Weeks earlier, it had drawn thousands of selfie-snapping shoppers to the annual Holiday Market for two days of food trucks, artisans, and live music both inside the building and throughout the plaza. Shea Lindner displayed his Schizoid Guru laser-cut jewelry, grateful for a way to connect with buyers as the pandemic lingered. “I show at other markets, but the Rail Yards one is great for tourist traffic,” he said. “Also, the space is just really fun. Every time I’m here I think about history.”
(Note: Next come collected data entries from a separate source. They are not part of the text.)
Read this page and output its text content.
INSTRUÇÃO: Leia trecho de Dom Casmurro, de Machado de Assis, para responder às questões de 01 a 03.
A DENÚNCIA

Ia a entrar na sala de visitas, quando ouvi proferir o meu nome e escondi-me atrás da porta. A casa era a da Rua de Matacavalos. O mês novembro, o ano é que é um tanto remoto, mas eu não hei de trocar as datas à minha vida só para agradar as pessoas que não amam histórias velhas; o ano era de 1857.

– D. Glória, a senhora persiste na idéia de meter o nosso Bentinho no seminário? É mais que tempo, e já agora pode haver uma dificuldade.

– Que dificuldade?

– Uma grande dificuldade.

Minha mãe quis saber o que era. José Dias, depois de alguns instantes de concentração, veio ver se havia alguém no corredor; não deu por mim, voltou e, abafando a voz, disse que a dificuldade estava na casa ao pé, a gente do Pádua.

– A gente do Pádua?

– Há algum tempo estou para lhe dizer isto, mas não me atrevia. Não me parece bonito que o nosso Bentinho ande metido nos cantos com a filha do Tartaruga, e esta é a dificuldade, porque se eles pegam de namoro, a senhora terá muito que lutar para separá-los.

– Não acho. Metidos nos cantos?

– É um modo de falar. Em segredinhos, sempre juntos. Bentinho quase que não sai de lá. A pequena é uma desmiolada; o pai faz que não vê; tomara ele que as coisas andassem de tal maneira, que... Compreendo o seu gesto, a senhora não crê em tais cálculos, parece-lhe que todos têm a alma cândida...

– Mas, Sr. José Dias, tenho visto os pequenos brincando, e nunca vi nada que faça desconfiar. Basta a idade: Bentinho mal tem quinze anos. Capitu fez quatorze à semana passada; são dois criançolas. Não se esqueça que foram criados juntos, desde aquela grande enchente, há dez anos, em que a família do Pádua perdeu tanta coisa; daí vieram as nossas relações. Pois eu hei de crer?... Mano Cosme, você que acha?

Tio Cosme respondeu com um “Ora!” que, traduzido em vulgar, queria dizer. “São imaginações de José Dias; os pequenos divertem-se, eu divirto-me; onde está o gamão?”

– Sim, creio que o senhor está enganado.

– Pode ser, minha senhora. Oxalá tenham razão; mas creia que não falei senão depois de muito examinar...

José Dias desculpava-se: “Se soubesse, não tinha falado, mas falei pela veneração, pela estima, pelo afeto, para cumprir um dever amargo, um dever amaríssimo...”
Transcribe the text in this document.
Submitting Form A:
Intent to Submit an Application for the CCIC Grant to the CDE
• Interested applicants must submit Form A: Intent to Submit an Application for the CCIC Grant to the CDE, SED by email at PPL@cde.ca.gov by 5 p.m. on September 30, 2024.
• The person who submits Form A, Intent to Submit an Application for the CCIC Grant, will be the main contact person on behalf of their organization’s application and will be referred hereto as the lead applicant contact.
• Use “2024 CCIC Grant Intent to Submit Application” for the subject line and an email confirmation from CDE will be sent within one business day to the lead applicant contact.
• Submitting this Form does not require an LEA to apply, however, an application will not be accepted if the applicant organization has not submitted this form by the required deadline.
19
Rael ponders it, too, especially when skeptics regard the yards as a pricey barnacle. “I’m pretty proud we were able to get the north end of the site in this shape in just three and a half years,” he says as a setting sun turns the blue and green plexi-panes into a funky brand of stained glass. “If we have enough money to stabilize the machine shop and its roof, then we’re within a couple of years of reopening that. This is part of the history of the city. We want to preserve it as a source of pride and value to the community—and one that will also create economic opportunities.”